An introduction to exponential equation

We have the sufficient skills to be able to solve problems of the type $$a^b=c$$, where $$a,b$$ and $$c$$ are real numbers, and $$c$$ has to be determined.

We want to know how much $$3^3$$ is, which means to multiply $$3$$ by itself $$3$$ times, so it is $$3^3=3 \cdot 3\cdot 3=27$$

These terms are called potencies.

Now the same type of calculations is going to applied to solve potency, but with the term $$b$$ to be determined, that is to say, when the unknown is in the exponent (which is called an exponential function).

An exponential equation is characterized by having in some of its members an exponential function. Therefore, to solve them one needs a solid basis in the solution of expressions of the exponential type, that is to say, for example:

$$$5^a=8 \Rightarrow \log_5 5^a=\log_5 8 \Rightarrow a= \log_5 8$$$ Let's remember it step by step:

We want to find $$a$$ so that: $$$6^a=24$$$ We apply logarithms, first to the left of the equality, so we have: $$$\log_6 6^a= a \cdot \log_6 6=a \cdot 1=a$$$ While on the right we have: $$$\log_6 24= \log_6(6\cdot 4)=\log_56+\log_6 4=1+\log_64$$$ Therefore, our equality now is: $$$a= 1+\log_6 4$$$

As has been said, the exponential function is the one in which the variable is the exponent of a power. Namely, for example, an equality of the type: $$a^x=b$$ where $$a$$ and they $$b$$ are known and $$x$$ is the variable to be determined. These use basic knowledge of the exponential and logarithmic functions.

In an expression of the type $$a^x=b$$ the following names are assigned to the appearing elements:

  • $$a$$ is the base of the potency
  • $$x$$ is the exponent
  • $$b$$ is the potency

Its solution, as it has been previously mentioned is $$x=\log_a b$$ where the elements that appear are designated by:

  • $$x$$ is the logarithm
  • $$a$$ is the base of the logarithm
  • $$b$$ is the number of which we calculate the logarithm


  • $$a^0=1$$ for any $$a$$
  • For any $$a \neq 0$$ and $$a \neq 1$$ we have: $$$a^x=b \Longrightarrow x= \log_a b$$$

Proceeding by means of these two rules, and with knowledge of solving the operations, combined equations can already be solved with terms including an exponential function. See an example:

$$$\displaystyle \frac{(17+3)}{2}+3 \cdot 5^x-7=\frac{12}{2^2}+3$$$

The hierarchy of the combined operations is ruled by the following order.

  • First: calculate whatever is in brackets, square brackets and keys.
  • Second: the power and roots are calculated.
  • Third: the products and quotients are performed.
  • Quarter: the sums and the subtractions are done.

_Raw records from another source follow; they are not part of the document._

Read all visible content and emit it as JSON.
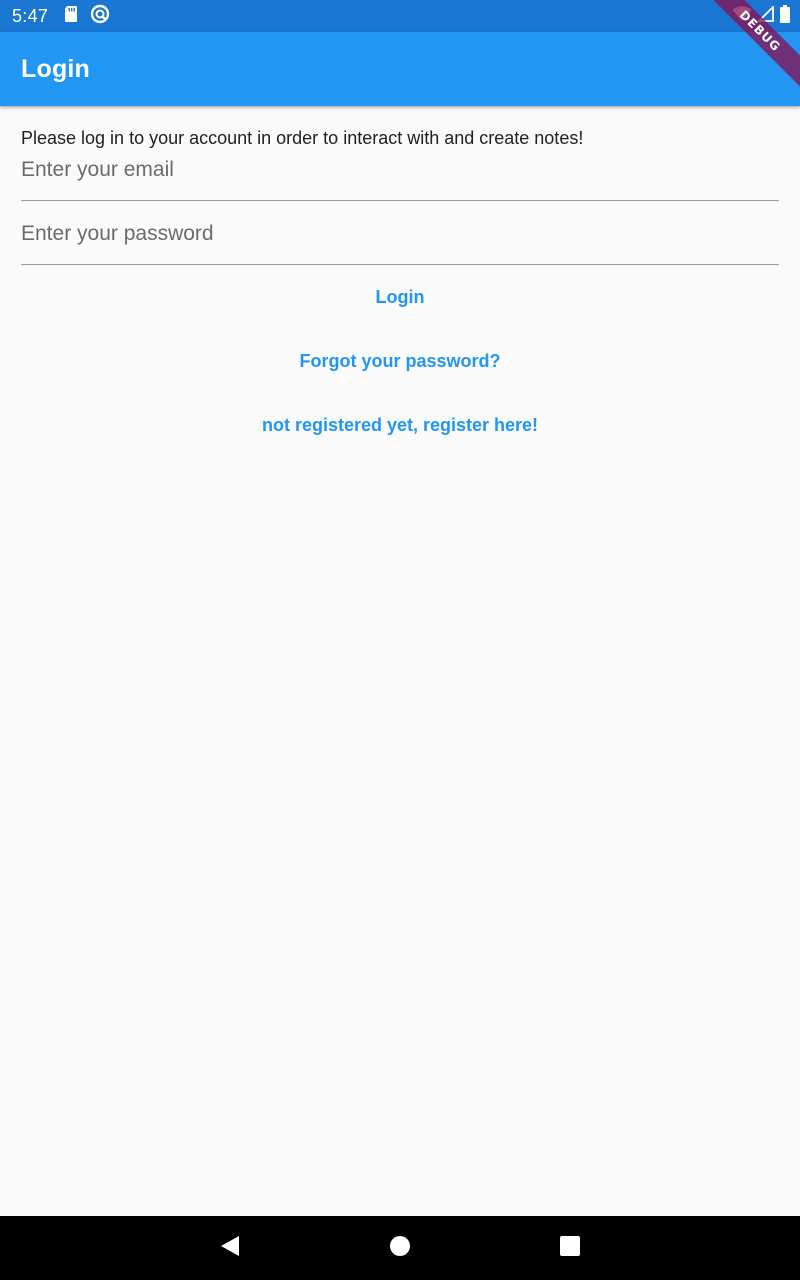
{
  "status_bar": {
    "time": "5:47",
    "left_icons": [
      "sd-card-icon",
      "sync-icon"
    ],
    "right_icons": [
      "wifi-icon",
      "signal-icon",
      "battery-icon"
    ]
  },
  "debug_banner": {
    "label": "DEBUG",
    "color": "#880e4f"
  },
  "app_bar": {
    "title": "Login",
    "color": "#2196f3"
  },
  "main": {
    "intro": "Please log in to your account in order to interact with and create notes!",
    "email_field": {
      "placeholder": "Enter your email",
      "value": ""
    },
    "password_field": {
      "placeholder": "Enter your password",
      "value": ""
    },
    "buttons": {
      "login": "Login",
      "forgot_password": "Forgot your password?",
      "register": "not registered yet, register here!"
    }
  },
  "nav_bar": {
    "buttons": [
      "back-icon",
      "home-icon",
      "recents-icon"
    ]
  },
  "colors": {
    "primary": "#2196f3",
    "status_bar": "#1976d2",
    "background": "#fafafa"
  }
}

Therefore, the brackets are solved first $$$(17+3)=20$$$ Re-writing we obtain $$$\displaystyle \frac{(17+3)}{2}+3 \cdot 5^x-7=\frac{12}{2^2}+3$$$ The poweris calculated, except that of $$5^x$$ since there is the unknown to be determined. We have $$2^2=4$$ left, so we have: $$$\displaystyle \frac{20}{2}+3 \cdot 5^x-7=\frac{12}{4}+3$$$ The products and quotients are calculated $$$10+3^3 \cdot 5^x-7=3+3$$$ Performing the sums and subtractions we obtain: $$$3 \cdot 5^x=3+3+7-10=3 \Longrightarrow 5^x=\displaystyle \frac{3}{3}=1$$$ Therefore the result is $$$x=\log_5 1$$$

To create an exercise of this type it is necessary to bear in mind that if we want the solution to exist, all the logarithms that appear must be positive numbers. This is because there exists no $$x$$ number such that $$a^x=0$$ since, if we apply logarithms, $$x=\log 0$$ cannot exist either.

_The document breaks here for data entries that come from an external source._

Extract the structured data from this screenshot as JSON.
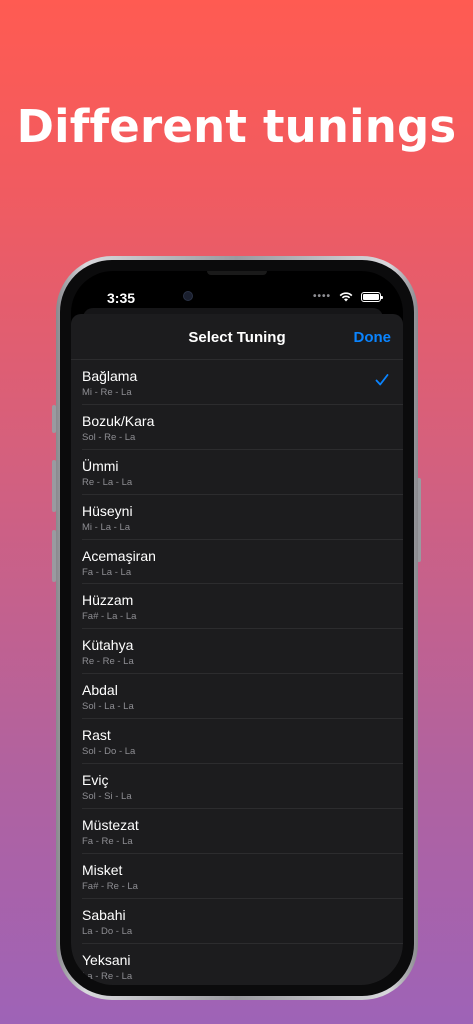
{
  "headline": "Different tunings",
  "status": {
    "time": "3:35"
  },
  "nav": {
    "title": "Select Tuning",
    "done_label": "Done"
  },
  "accent_color": "#0a84ff",
  "tunings": [
    {
      "name": "Bağlama",
      "notes": "Mi - Re - La",
      "selected": true
    },
    {
      "name": "Bozuk/Kara",
      "notes": "Sol - Re - La"
    },
    {
      "name": "Ümmi",
      "notes": "Re - La - La"
    },
    {
      "name": "Hüseyni",
      "notes": "Mi - La - La"
    },
    {
      "name": "Acemaşiran",
      "notes": "Fa - La - La"
    },
    {
      "name": "Hüzzam",
      "notes": "Fa# - La - La"
    },
    {
      "name": "Kütahya",
      "notes": "Re - Re - La"
    },
    {
      "name": "Abdal",
      "notes": "Sol - La - La"
    },
    {
      "name": "Rast",
      "notes": "Sol - Do - La"
    },
    {
      "name": "Eviç",
      "notes": "Sol - Si - La"
    },
    {
      "name": "Müstezat",
      "notes": "Fa - Re - La"
    },
    {
      "name": "Misket",
      "notes": "Fa# - Re - La"
    },
    {
      "name": "Sabahi",
      "notes": "La - Do - La"
    },
    {
      "name": "Yeksani",
      "notes": "La - Re - La"
    }
  ]
}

That's why, when one wants an equation with a solution, a procedure that assures this involves starting with the solution and doing it in the inverse way. That is, for example:

$$$\displaystyle x=\log_3 21 \\ 3^x=3^{\log_3 21}=21$$$

We already have an exponential equation whose solution is: $$3^x=21$$ .

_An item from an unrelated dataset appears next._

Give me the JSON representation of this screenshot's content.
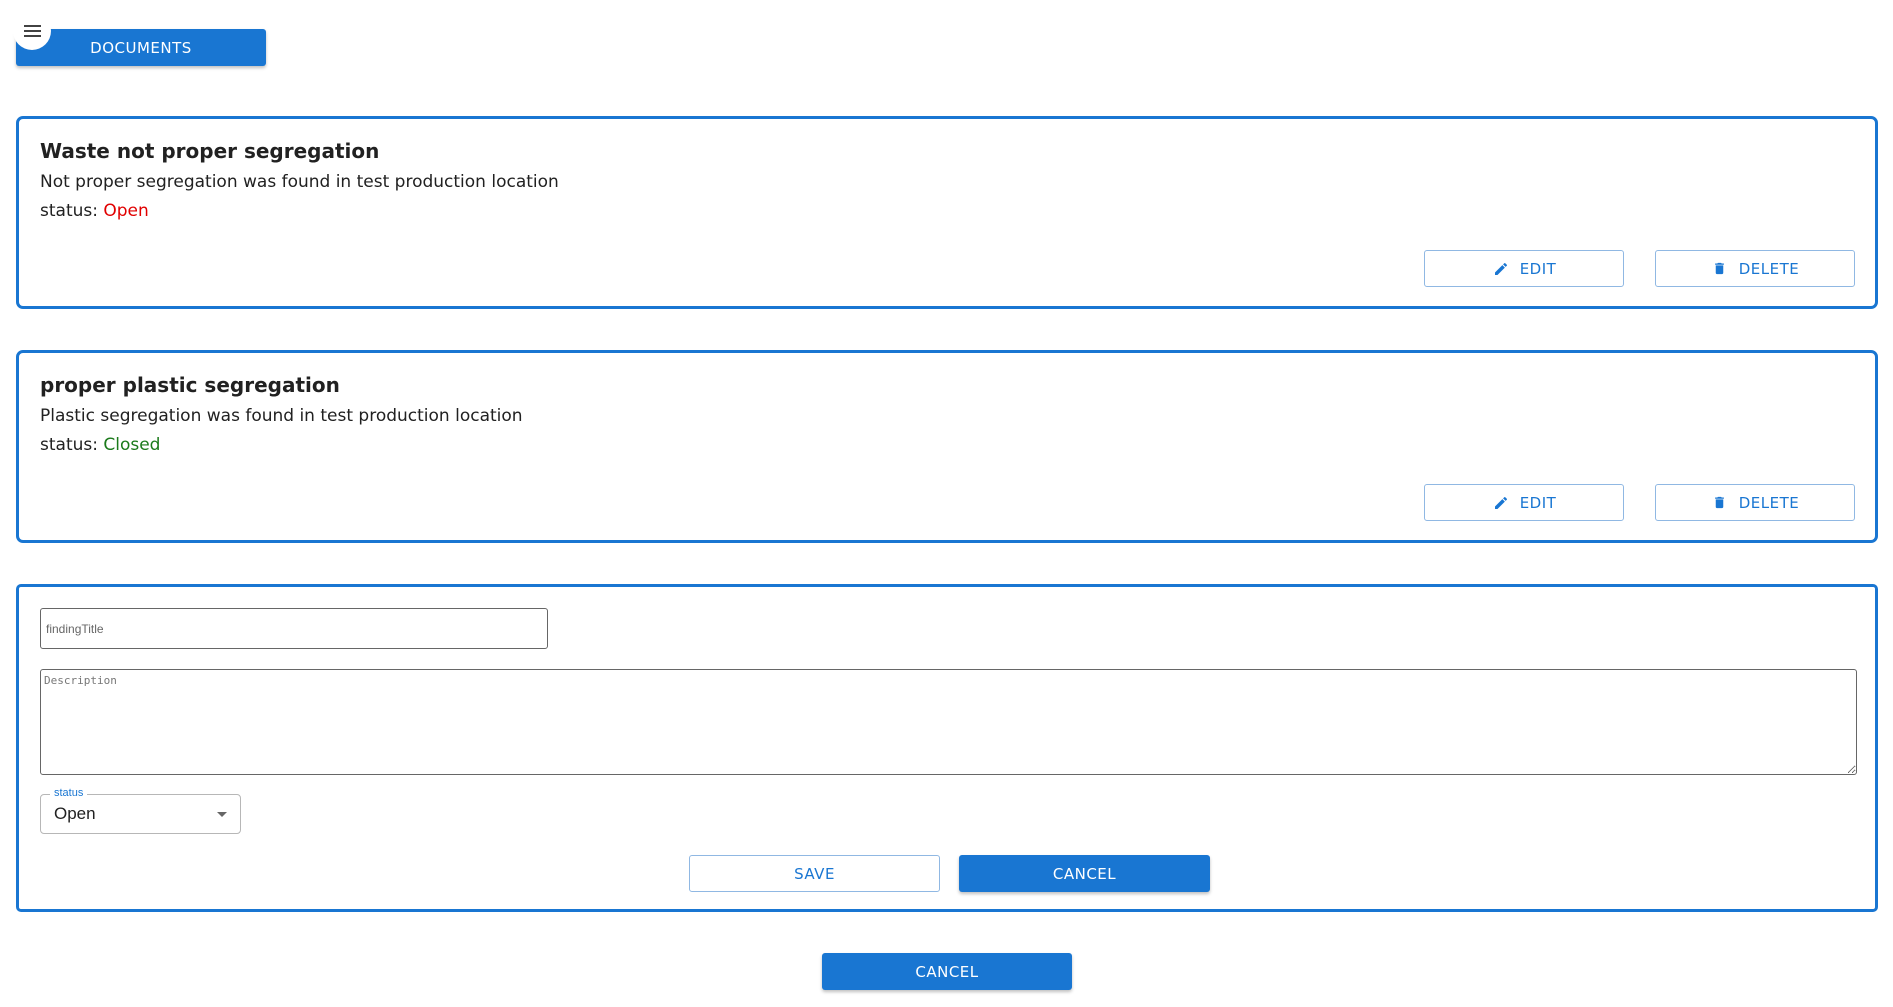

If one wants to make it more complicated, it can be complemeted with, for example: $$$3^x=21 \Rightarrow 3^x=50-21=2\cdot 5^2-(7 \cdot +2^3) \Rightarrow 3^x-2 \cdot 5^2=-(7 \cdot 3+2^3)$$$ which keeps on being the same, although it needs a few first additional steps to calculate combined operations since we have only decomposed $$21$$ into the difference between two numbers, which are latterly broken down into product of prime numbers.